Jacob tombe plusieurs fois amoureux. Toutefois les sentiments ne semblent pas être son fort ; en tout cas nous n’y avons pas accès. Vu à la dérobée, « Jacob a l’air paisible, non pas indifférent mais semblable à quelqu’un sur une plage, l’œil observateur ». Précisément, dans ce roman, le lecteur se fait un peu l’impression d’être sur une plage un beau jour de juillet. Il fait beau, vous fermez les yeux : vous êtes comme isolé au cœur même de la multitude. Le murmure de la mer, les appels des marchands ambulants, les sonneries de trompe des sauveteurs, les cris des jeunes filles, et tout près des bribes de phrases qui vous parviennent, incomplètes, dépourvues de leur sens global mais très claires par la magie de l’air. Ainsi dans ce roman, aucun dialogue n’est véritablement mené à son terme: subsistent seulement les traces d’un échange déjà éternel puisque rien ne fera qu’il n’ait pas eu lieu, mais comme fossilisé dans un temps évanescent, impossible à reconstituer dans sa mobilité et sa spontanéité. Virginia Woolf se fait l’écho d’un monde dont le sens (d’ailleurs sans réel intérêt) se perd dans la profusion de sa polyphonie. Tous les plans du roman s’ouvrent les uns sur les autres, sans unité autre parfois que ce lieu où réside Jacob. Comme si ce monde disparate et en expansion ne cessait jamais « d’avoir pour centre, pour pierre d’aimant, un jeune homme seul dans sa chambre »..

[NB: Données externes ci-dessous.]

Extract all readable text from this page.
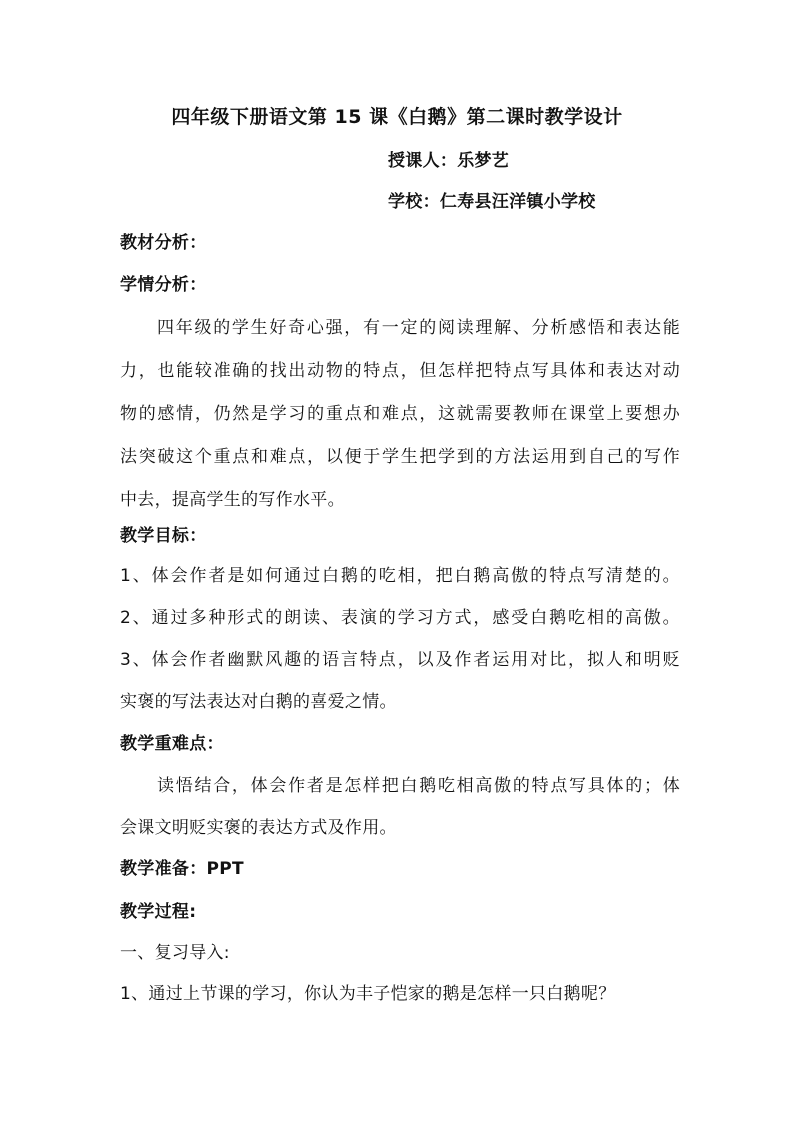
四年级下册语文第 15 课《白鹅》第二课时教学设计
授课人：乐梦艺
学校：仁寿县汪洋镇小学校
教材分析：
学情分析：
四年级的学生好奇心强，有一定的阅读理解、分析感悟和表达能
力，也能较准确的找出动物的特点，但怎样把特点写具体和表达对动
物的感情，仍然是学习的重点和难点，这就需要教师在课堂上要想办
法突破这个重点和难点，以便于学生把学到的方法运用到自己的写作
中去，提高学生的写作水平。
教学目标：
1、体会作者是如何通过白鹅的吃相，把白鹅高傲的特点写清楚的。
2、通过多种形式的朗读、表演的学习方式，感受白鹅吃相的高傲。
3、体会作者幽默风趣的语言特点，以及作者运用对比，拟人和明贬
实褒的写法表达对白鹅的喜爱之情。
教学重难点：
读悟结合，体会作者是怎样把白鹅吃相高傲的特点写具体的；体
会课文明贬实褒的表达方式及作用。
教学准备：PPT
教学过程:
一、复习导入:
1、通过上节课的学习，你认为丰子恺家的鹅是怎样一只白鹅呢？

Peu avant sa mobilisation pour la Grande Guerre, dont, comme le jeune frère tendrement aimé de Virginia Woolf, il ne reviendra pas, Jacob entreprend un long périple qui doit le mener à Rome puis à Athènes et son Parthénon, « stupéfiant de calme silencieux, si puissant que, loin d’être délabré, il semble au contraire, devoir survivre au monde tout entier ». Il y a quelque chose qui fait songer à Hypérion dans ce retour aux sources en cette patrie des patries, à la veille de l’embrasement général.
Jacob ne reviendra pas des Flandres. Il sera tué dans les premiers jours de la guerre. Pour peu de temps encore cette chambre que ses proches sont venus ouvrir, gardera sa trace comme lorsqu’il partait en voyage.
« L’air languit dans une chambre vide à peine fait-il se gonfler le rideau ; les fleurs dans un pot bougent. Une fibre du fauteuil d’osier craque, bien que personne n’y soit assis ».